Severus rolled his eyes. "Obviously."
Sirius frowned. "Details? What details? What are we talking about?"
Several anvil-sized hints after they had adjourned to the sitting room to enjoy the glow of the fairy lights around the tree, Sirius was still confused. Something was going on. Remus knew about it. Snape knew about it. Everyone seemed to know about it. Nobody was telling him what it was. The Headmaster wouldn't stop twinkling, and the twins were definitely up to something - but that didn't really mean anything.
Remus was in full troll mode. "So, tell us, Professor Slytherin," he began again.
"Oh, please call me Sal."
"Of course, Sal. You must have had a brilliant potions instructor to become so adept at the subject. Your skill is legendary. Who taught you?"
Severus stiffened. He probably didn't appreciate being outshone by a man who obviously annoyed him. Or perhaps he was still sore about that roll.
Sal laughed. "That man should never have been allowed within thirty feet of children."
"Why on earth would you say that?" asked Remus in his overly innocent tone. Definitely up to something.
"He hated children. Every single lesson, it was: 'Slytherin, I said mince, not dice!'...'Another zero for today, Slytherin!'..." Sal's impersonation of his potions instructor sounded an awful lot like Snape. "'I'd award full points, but the assignment was to make a burn salve, not a corrosive that can eat through six inches of solid oak in under a minute'...'Slytherin! Detention! Perhaps you can finally make use of that disgraceful mop you call hair by scouring this lab from top to bottom.'"
Snape glared at Sal, who merely shrugged and said, "Well, all right, I made that last one up, but it's pretty in character."
Molly tutted at Sal soothingly and handed him a fresh cup of tea and a biscuit. "How on earth did you learn anything in such a hostile environment?"
Sal shrugged again. "Trial and error. Lots and lots of error. Luckily, Rowena was able to invent the pensieve so I could go back through my memories and study the lessons without any emotional distractions."
Sassy was leading everyone in a round of Christmas carols. He really did have a lovely singing voice. His tenor paired well with Godric's baritone as they presented a duet version of "The Boar's Head Carol". Everyone cheered as the last "Domino" faded into silence. Sassy managed a pleased bow from atop his perch on Godric's head. "Thank you, thank you! That was always Helga's favorite, you know. Actually, I have it on good authority that it's one of Mister Potter's favorites as well."
Suddenly, everyone looked at each other in dismay. "Um...where is Harry?"
Omake: Are you even listening to me?
Severus gave his tea an exact 3.5 stirs clockwise. "Have you figured out the logistics of your Holiday break?"

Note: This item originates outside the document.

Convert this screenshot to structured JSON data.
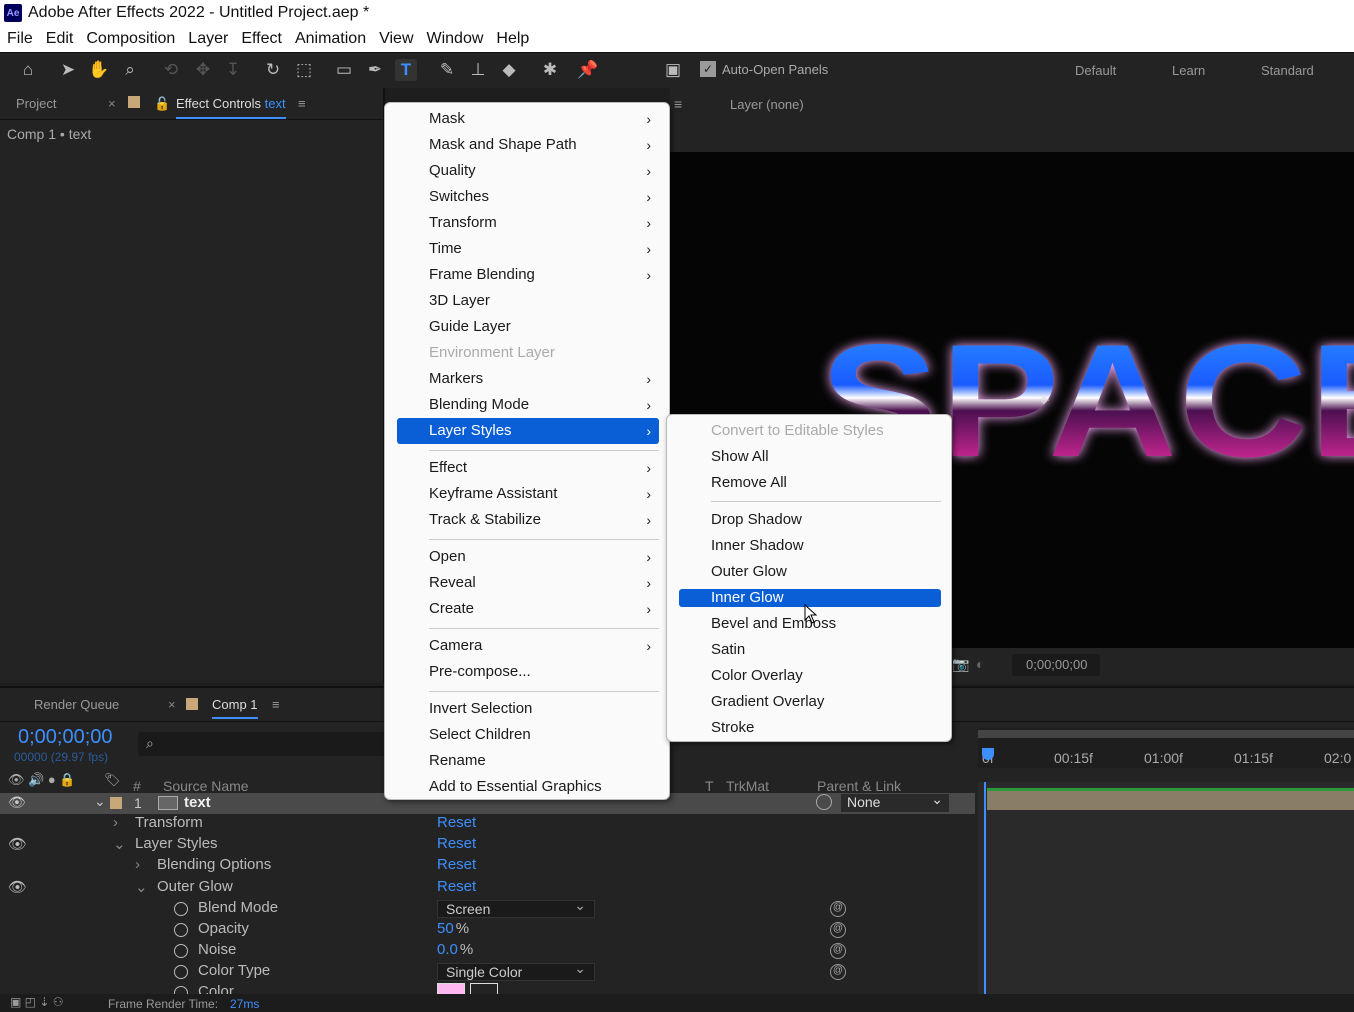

Sal sighed. "Well, Hermione is insisting I give the time turner a break. She's worried about overexposure to myself, or something like that. Actually, I wasn't really listening. After all these years, I've apparently programmed my ears to cancel out her lecture frequency. All I hear is 'Really, Harry...blah blah blah...you can't assume...blah blah…' Do you think I should see a healer about that? I mean, people don't normally use the word 'blah' that much in normal speech, do they?"
Severus blew across the top of his steaming cup before taking a sip. "I don't know. I seem to encounter that word with surprising frequency myself."
**For those of you interested in a little early holiday cheer, various renditions of "The Boar's Head Carol" can be found on YouTube.